I, like Fournier, understand the concern and desire for quarantines and flight bans.
A flight ban is treated by the administration as a preposterous idea, but it’s not because over 30 countries have instituted one. That’s not to say it’s a good idea or even that’s it’s a bad idea, but it shouldn’t be treated as a proposal offered by the crazy people talking themselves on a corner street.
There are valid points in the argument in favor of the flight ban, and there are valid points against it, but there seems to be significantly less merit in the argument that favors quarantining medical workers returning to the U.S. from West Africa.

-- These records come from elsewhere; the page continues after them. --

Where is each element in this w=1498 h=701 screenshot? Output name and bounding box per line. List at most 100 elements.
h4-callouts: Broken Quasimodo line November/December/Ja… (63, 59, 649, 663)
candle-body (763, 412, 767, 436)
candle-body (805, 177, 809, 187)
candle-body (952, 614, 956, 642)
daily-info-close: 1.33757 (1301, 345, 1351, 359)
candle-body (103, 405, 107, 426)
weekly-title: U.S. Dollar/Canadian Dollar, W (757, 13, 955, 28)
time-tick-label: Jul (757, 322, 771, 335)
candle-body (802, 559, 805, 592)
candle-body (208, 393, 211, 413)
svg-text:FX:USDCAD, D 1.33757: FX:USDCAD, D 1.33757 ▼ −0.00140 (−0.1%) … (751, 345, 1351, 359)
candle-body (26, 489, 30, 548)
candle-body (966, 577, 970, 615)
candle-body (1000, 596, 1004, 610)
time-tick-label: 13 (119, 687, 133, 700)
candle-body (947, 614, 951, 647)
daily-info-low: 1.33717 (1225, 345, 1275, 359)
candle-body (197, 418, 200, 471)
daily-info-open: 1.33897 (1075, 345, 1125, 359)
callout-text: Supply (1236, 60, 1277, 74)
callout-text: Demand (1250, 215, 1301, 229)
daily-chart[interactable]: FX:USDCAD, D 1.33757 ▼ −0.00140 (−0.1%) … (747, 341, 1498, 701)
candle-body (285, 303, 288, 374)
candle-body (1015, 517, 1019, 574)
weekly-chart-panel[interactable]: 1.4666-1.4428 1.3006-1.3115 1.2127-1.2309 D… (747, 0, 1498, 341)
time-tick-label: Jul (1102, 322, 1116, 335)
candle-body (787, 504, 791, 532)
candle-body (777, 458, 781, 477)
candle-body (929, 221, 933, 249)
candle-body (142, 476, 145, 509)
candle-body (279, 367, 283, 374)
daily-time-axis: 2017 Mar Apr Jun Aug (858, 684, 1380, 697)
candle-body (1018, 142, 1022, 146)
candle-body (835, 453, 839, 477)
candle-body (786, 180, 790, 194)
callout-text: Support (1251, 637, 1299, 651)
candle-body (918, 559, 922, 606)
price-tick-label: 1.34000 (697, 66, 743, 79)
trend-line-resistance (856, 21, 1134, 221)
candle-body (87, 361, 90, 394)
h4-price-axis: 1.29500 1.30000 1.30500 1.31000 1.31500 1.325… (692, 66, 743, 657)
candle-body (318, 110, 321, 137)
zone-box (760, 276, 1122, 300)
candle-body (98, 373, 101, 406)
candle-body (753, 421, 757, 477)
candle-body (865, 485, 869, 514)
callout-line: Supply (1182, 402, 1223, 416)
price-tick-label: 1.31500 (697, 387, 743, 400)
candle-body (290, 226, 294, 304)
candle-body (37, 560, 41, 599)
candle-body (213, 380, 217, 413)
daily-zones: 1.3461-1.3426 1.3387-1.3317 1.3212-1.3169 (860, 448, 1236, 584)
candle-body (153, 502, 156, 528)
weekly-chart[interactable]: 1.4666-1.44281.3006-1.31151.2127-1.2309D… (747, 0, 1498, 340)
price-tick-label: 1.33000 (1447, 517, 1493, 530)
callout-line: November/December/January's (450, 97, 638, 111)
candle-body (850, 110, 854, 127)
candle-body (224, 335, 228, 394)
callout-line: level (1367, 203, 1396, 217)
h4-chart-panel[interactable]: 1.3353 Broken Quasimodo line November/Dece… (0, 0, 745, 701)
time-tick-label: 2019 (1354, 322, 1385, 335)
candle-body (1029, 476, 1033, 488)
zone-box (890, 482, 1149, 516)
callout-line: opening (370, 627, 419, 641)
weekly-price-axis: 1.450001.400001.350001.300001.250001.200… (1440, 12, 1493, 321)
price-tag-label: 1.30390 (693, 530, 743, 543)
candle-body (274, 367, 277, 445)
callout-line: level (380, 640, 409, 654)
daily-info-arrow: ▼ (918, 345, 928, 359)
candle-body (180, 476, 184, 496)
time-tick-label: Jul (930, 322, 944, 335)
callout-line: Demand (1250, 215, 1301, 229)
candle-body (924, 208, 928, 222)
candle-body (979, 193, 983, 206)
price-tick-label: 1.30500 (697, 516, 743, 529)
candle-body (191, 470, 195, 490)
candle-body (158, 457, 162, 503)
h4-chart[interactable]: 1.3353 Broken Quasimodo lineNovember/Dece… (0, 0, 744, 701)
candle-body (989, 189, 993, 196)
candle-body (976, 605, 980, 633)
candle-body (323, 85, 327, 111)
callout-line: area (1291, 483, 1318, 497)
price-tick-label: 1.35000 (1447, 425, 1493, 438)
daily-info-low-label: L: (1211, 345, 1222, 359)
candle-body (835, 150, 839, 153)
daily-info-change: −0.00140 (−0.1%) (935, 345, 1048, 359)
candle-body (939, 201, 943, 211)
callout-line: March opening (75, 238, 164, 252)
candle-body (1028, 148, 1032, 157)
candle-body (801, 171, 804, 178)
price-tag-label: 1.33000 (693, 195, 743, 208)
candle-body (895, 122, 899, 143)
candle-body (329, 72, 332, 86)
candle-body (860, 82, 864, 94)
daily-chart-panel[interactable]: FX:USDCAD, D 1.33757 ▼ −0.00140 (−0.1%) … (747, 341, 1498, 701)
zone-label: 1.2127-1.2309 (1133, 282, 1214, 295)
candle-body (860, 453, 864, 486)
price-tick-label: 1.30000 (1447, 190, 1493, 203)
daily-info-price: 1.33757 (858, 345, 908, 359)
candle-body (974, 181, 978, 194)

When I think about Kaci Hickox and quarantining anyone else, the question I have is how does this make us safer? I’m not sure it does. It possibly quells fears. On the other hand, it also could increase panic by making Ebola in the United States a bigger deal than it should be.
We know how Ebola is spread—the disease was first discovered in the seventies—and it is only contracted through direct contact with bodily fluid when a patient is symptomatic. Despite knowing that, some people argue that the quarantine is simply a precaution and it’s better to be safe than sorry. Perhaps that’s a fair point, but it doesn’t seem to be an effective precaution. If the family members living with these people are still allowed to come and go as they please when they’re clearly interacting with the person who has been exposed, how is the quarantine going to be effective? If this is an ineffective precaution, why should we be on board with taking away someone’s rights for it?
If the government is going to take away the rights of even one citizen, there needs to be proof that a greater good is being served. In order for a 21-day home quarantine to actually keep the disease away from the public, the person being quarantined would need to be alone or their family members would similarly need to stay at home. If others living in the home are allowed to wander about, is the disease really being contained anymore than allowing someone like Hickox to be out in public while asymptomatic?
I don’t think so, but regardless the governors implementing the quarantine have not answered those kinds of questions. Until they answer them, and actually give a good answer, this is a rash and politically expedient reaction to one doctor in New York City.
At the very least, we should be asking more questions before acquiescing in government intrusion out of fear.